Indica is an account of Mauryan India by the Greek writer Megasthenes. The original book is now lost, but its fragments have survived in later Greek and Latin works. The earliest of these works are those by Diodorus Siculus, Strabo (Geographica), Pliny, and Arrian (Indica).

===West Asia===
In the preface to his book, the Muqaddimah (1377), the Arab historian and early sociologist, Ibn Khaldun, warned of seven mistakes that he thought historians regularly committed. In this criticism, he approached the past as strange and in need of interpretation. Ibn Khaldun often criticised "idle superstition and uncritical acceptance of historical data." As a result, he introduced a scientific method to the study of history. He often referred to it as his "new science". His historical method also laid the groundwork for observing the role of state, communication, propaganda and systematic bias in history, and he is thus considered to be the "father of historiography" or the "father of the philosophy of history".

==Methods of recording history==
While recorded history begins with the invention of writing, over time new ways of recording history have come along with the advancement of technology. History can now be recorded through photography, audio recordings, and video recordings. More recently, Internet archives have been saving copies of webpages, documenting the history of the Internet. Other methods of collecting historical information have also accompanied the change in technologies; for example, since at least the 20th century, attempts have been made to preserve oral history by recording it. Until the 2000s this was done using analogue recording methods such as cassettes and reel-to-reel tapes. With the onset of new technologies, there are now digital recordings, which may be recorded to compact disks. Nevertheless, historical record and interpretation often relies heavily on written records, partially because it dominates the extant historical materials, and partially because historians are used to communicating and researching in that medium.

===Historical method===
The historical method comprises the techniques and guidelines by which historians use primary sources and other evidence to research and then to write history. Primary sources are first-hand evidence of history (usually written, but sometimes captured in other mediums) made at the time of an event by a present person. Historians think of those sources as the closest to the origin of the information or idea under study. These types of sources can provide researchers with, as Dalton and Charnigo put it, "direct, unmediated information about the object of study."

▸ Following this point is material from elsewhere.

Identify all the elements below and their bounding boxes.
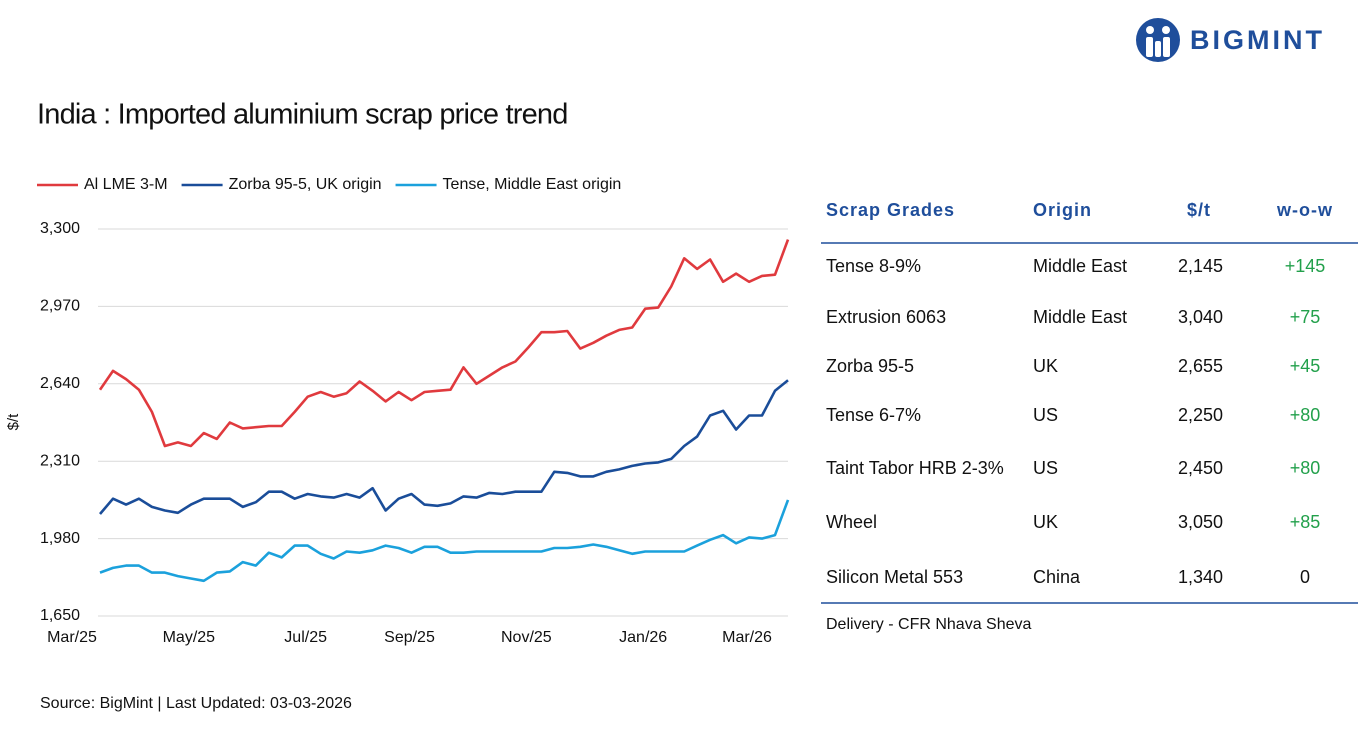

Historians also use other types of sources to understand history. Secondary sources are written accounts of history based upon the evidence from primary sources. These are sources which, usually, are accounts, works, or research that analyse, assimilate, evaluate, interpret, and/or synthesize primary sources. Tertiary sources are compilations based upon primary and secondary sources and often tell a more generalized account built on the more specific research found in the first two types of sources.